Weather Gurus - Global Temperature Analysis

INFO 523 - Project 1

Author

Omid Zandi, Mohammad Farmani, Priom Mahmud, Praveen Kumar Pappala, Deema Albluwi, and Remi Hendershott

Abstract

The dataset is provided by NASA by combining land-surface, sea surface, and air temperature anomalies. The values in the dataset are deviations from the corresponding 1951-1980 means, indicating how much warmer or colder it is than normal for a particular place and time, and the normal means the average over the 30 years 1951-1980 for that place and time of year. More precisely, the base 1951-1980 mean is subtracted from the absolute temperature to get the anomaly.

The dataset contains four CSV files, providing temperature anomalies across different spatial and temporal scales for a long period from 1880 to 2022. We’ll analyze yearly temperature anomalies using the J-D column from global_temps.csv, nh_temps.csv, and sh_temps.csv datasets to assess global and hemispheric trends. Additionally, we’ll focus on seasonal anomalies, examining DJF and JJA for the Northern Hemisphere and their inverted counterparts for the Southern Hemisphere. To enrich our analysis, we’ll integrate 2023 temperature anomaly data from NASA’s GISS Surface Temperature Analysis, calculating both yearly and seasonal anomalies for that year.

Question 1: How have zonal annual temperatures changed over the years? Can we detect any latitudinal pattern? When was the hottest year on record?

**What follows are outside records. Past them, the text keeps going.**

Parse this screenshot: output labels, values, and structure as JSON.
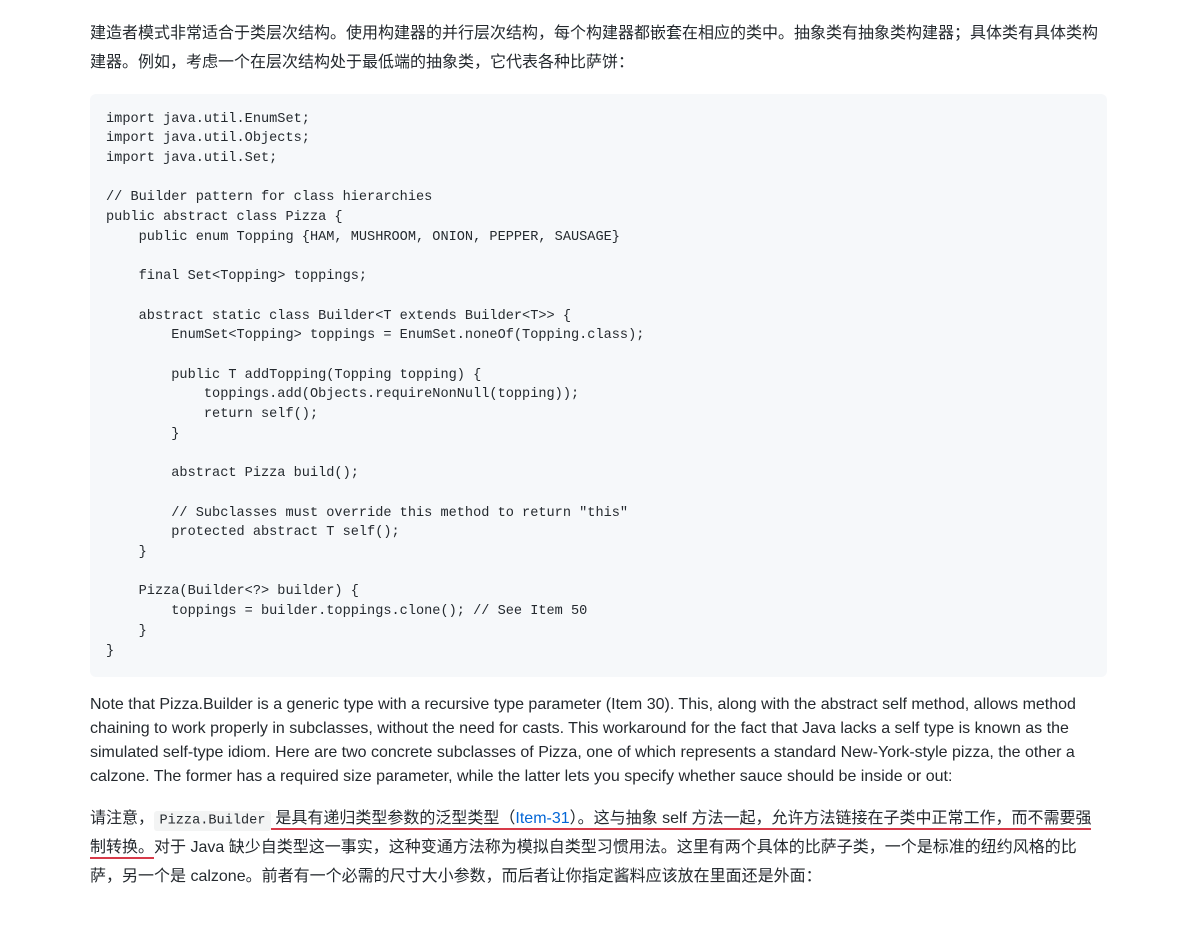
{
  "intro_paragraph_cn": "建造者模式非常适合于类层次结构。使用构建器的并行层次结构，每个构建器都嵌套在相应的类中。抽象类有抽象类构建器；具体类有具体类构建器。例如，考虑一个在层次结构处于最低端的抽象类，它代表各种比萨饼：",
  "code": "import java.util.EnumSet;\nimport java.util.Objects;\nimport java.util.Set;\n\n// Builder pattern for class hierarchies\npublic abstract class Pizza {\n    public enum Topping {HAM, MUSHROOM, ONION, PEPPER, SAUSAGE}\n\n    final Set<Topping> toppings;\n\n    abstract static class Builder<T extends Builder<T>> {\n        EnumSet<Topping> toppings = EnumSet.noneOf(Topping.class);\n\n        public T addTopping(Topping topping) {\n            toppings.add(Objects.requireNonNull(topping));\n            return self();\n        }\n\n        abstract Pizza build();\n\n        // Subclasses must override this method to return \"this\"\n        protected abstract T self();\n    }\n\n    Pizza(Builder<?> builder) {\n        toppings = builder.toppings.clone(); // See Item 50\n    }\n}",
  "english_paragraph": "Note that Pizza.Builder is a generic type with a recursive type parameter (Item 30). This, along with the abstract self method, allows method chaining to work properly in subclasses, without the need for casts. This workaround for the fact that Java lacks a self type is known as the simulated self-type idiom. Here are two concrete subclasses of Pizza, one of which represents a standard New-York-style pizza, the other a calzone. The former has a required size parameter, while the latter lets you specify whether sauce should be inside or out:",
  "closing_cn": {
    "prefix": "请注意，",
    "inline_code": "Pizza.Builder",
    "part1": " 是具有递归类型参数的泛型类型（",
    "link_text": "Item-31",
    "part2": "）。这与抽象 self 方法一起，允许方法链接在子类中正常工作，而不需要强制转换。",
    "part3": "对于 Java 缺少自类型这一事实，这种变通方法称为模拟自类型习惯用法。这里有两个具体的比萨子类，一个是标准的纽约风格的比萨，另一个是 calzone。前者有一个必需的尺寸大小参数，而后者让你指定酱料应该放在里面还是外面："
  }
}
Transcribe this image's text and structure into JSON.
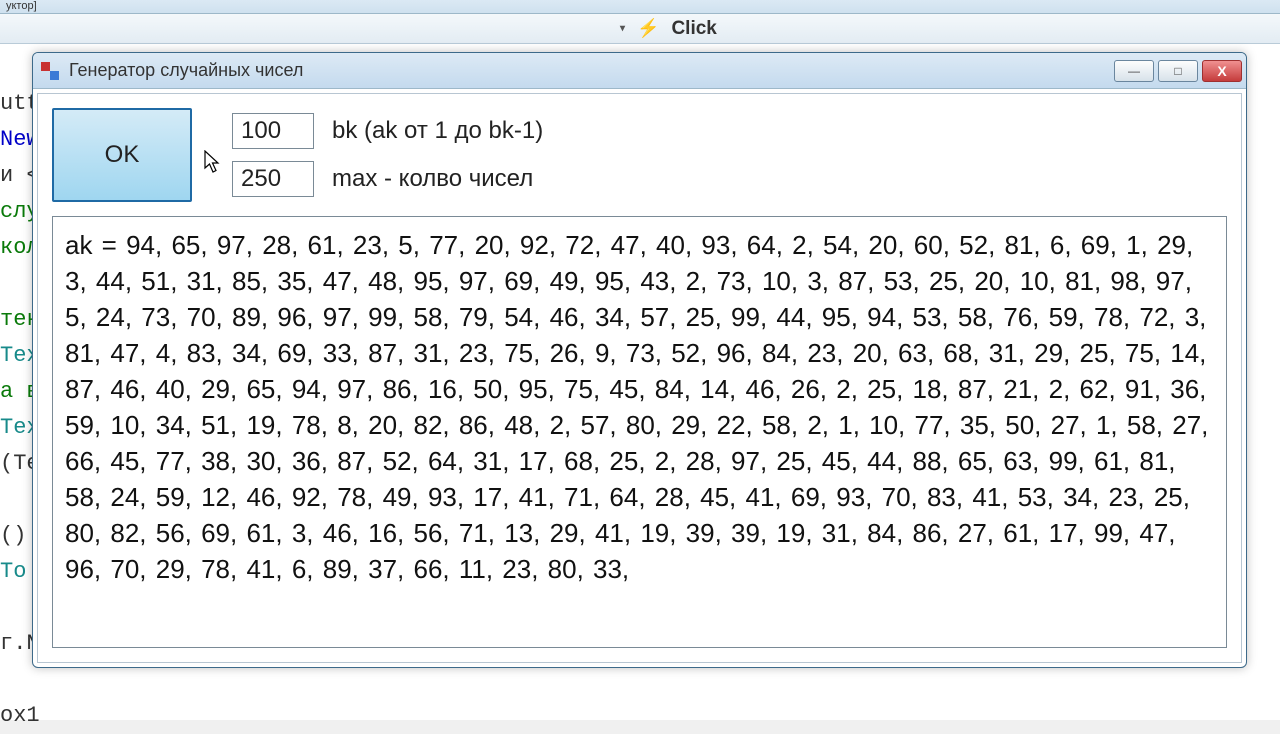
{
  "background": {
    "top_text": "уктор]",
    "toolbar_label": "Click",
    "code_fragments": [
      {
        "t": "",
        "c": ""
      },
      {
        "t": "utt",
        "c": ""
      },
      {
        "t": "New",
        "c": "c-blue"
      },
      {
        "t": "и <",
        "c": ""
      },
      {
        "t": "слу",
        "c": "c-green"
      },
      {
        "t": "кол",
        "c": "c-green"
      },
      {
        "t": "",
        "c": ""
      },
      {
        "t": "тек",
        "c": "c-green"
      },
      {
        "t": "Tex",
        "c": "c-teal"
      },
      {
        "t": "а в",
        "c": "c-green"
      },
      {
        "t": "Tex",
        "c": "c-teal"
      },
      {
        "t": "(Te",
        "c": ""
      },
      {
        "t": "",
        "c": ""
      },
      {
        "t": "()",
        "c": ""
      },
      {
        "t": "To",
        "c": "c-teal"
      },
      {
        "t": "",
        "c": ""
      },
      {
        "t": "г.N",
        "c": ""
      },
      {
        "t": "",
        "c": ""
      },
      {
        "t": "ox1",
        "c": ""
      }
    ]
  },
  "window": {
    "title": "Генератор случайных чисел",
    "ok_label": "OK",
    "bk_value": "100",
    "bk_label": "bk  (ak от 1 до bk-1)",
    "max_value": "250",
    "max_label": "max - колво чисел",
    "output_prefix": "ak = ",
    "min_glyph": "—",
    "max_glyph": "□",
    "close_glyph": "X",
    "numbers": [
      94,
      65,
      97,
      28,
      61,
      23,
      5,
      77,
      20,
      92,
      72,
      47,
      40,
      93,
      64,
      2,
      54,
      20,
      60,
      52,
      81,
      6,
      69,
      1,
      29,
      3,
      44,
      51,
      31,
      85,
      35,
      47,
      48,
      95,
      97,
      69,
      49,
      95,
      43,
      2,
      73,
      10,
      3,
      87,
      53,
      25,
      20,
      10,
      81,
      98,
      97,
      5,
      24,
      73,
      70,
      89,
      96,
      97,
      99,
      58,
      79,
      54,
      46,
      34,
      57,
      25,
      99,
      44,
      95,
      94,
      53,
      58,
      76,
      59,
      78,
      72,
      3,
      81,
      47,
      4,
      83,
      34,
      69,
      33,
      87,
      31,
      23,
      75,
      26,
      9,
      73,
      52,
      96,
      84,
      23,
      20,
      63,
      68,
      31,
      29,
      25,
      75,
      14,
      87,
      46,
      40,
      29,
      65,
      94,
      97,
      86,
      16,
      50,
      95,
      75,
      45,
      84,
      14,
      46,
      26,
      2,
      25,
      18,
      87,
      21,
      2,
      62,
      91,
      36,
      59,
      10,
      34,
      51,
      19,
      78,
      8,
      20,
      82,
      86,
      48,
      2,
      57,
      80,
      29,
      22,
      58,
      2,
      1,
      10,
      77,
      35,
      50,
      27,
      1,
      58,
      27,
      66,
      45,
      77,
      38,
      30,
      36,
      87,
      52,
      64,
      31,
      17,
      68,
      25,
      2,
      28,
      97,
      25,
      45,
      44,
      88,
      65,
      63,
      99,
      61,
      81,
      58,
      24,
      59,
      12,
      46,
      92,
      78,
      49,
      93,
      17,
      41,
      71,
      64,
      28,
      45,
      41,
      69,
      93,
      70,
      83,
      41,
      53,
      34,
      23,
      25,
      80,
      82,
      56,
      69,
      61,
      3,
      46,
      16,
      56,
      71,
      13,
      29,
      41,
      19,
      39,
      39,
      19,
      31,
      84,
      86,
      27,
      61,
      17,
      99,
      47,
      96,
      70,
      29,
      78,
      41,
      6,
      89,
      37,
      66,
      11,
      23,
      80,
      33
    ]
  }
}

Introduction: Introduction: We used variables inside the zonnan_temps.csv dataset. Initially, we transformed the data from a wide format to a long format by defining a new column called zones and merging all eight variables related to zones (i.e. 24N-44N, …) to that column. As we are focusing on annual zonal anomalies in this question, we can skip Glob, NHem, and SHem variables. Finally, we have a dataframe with three columns representing year, zone, and the last contains the anomalies. We created a time series for each zone to visualize the pattern of zonal annual temperature anomalies, emphasizing any noticeable trends or deviation from zonal long-term mean anomaly. We used heatmaps to illustrate how zonal annual temperature anomalies vary across countries and oceans, revealing which hemisphere exhibits more erratic behavior.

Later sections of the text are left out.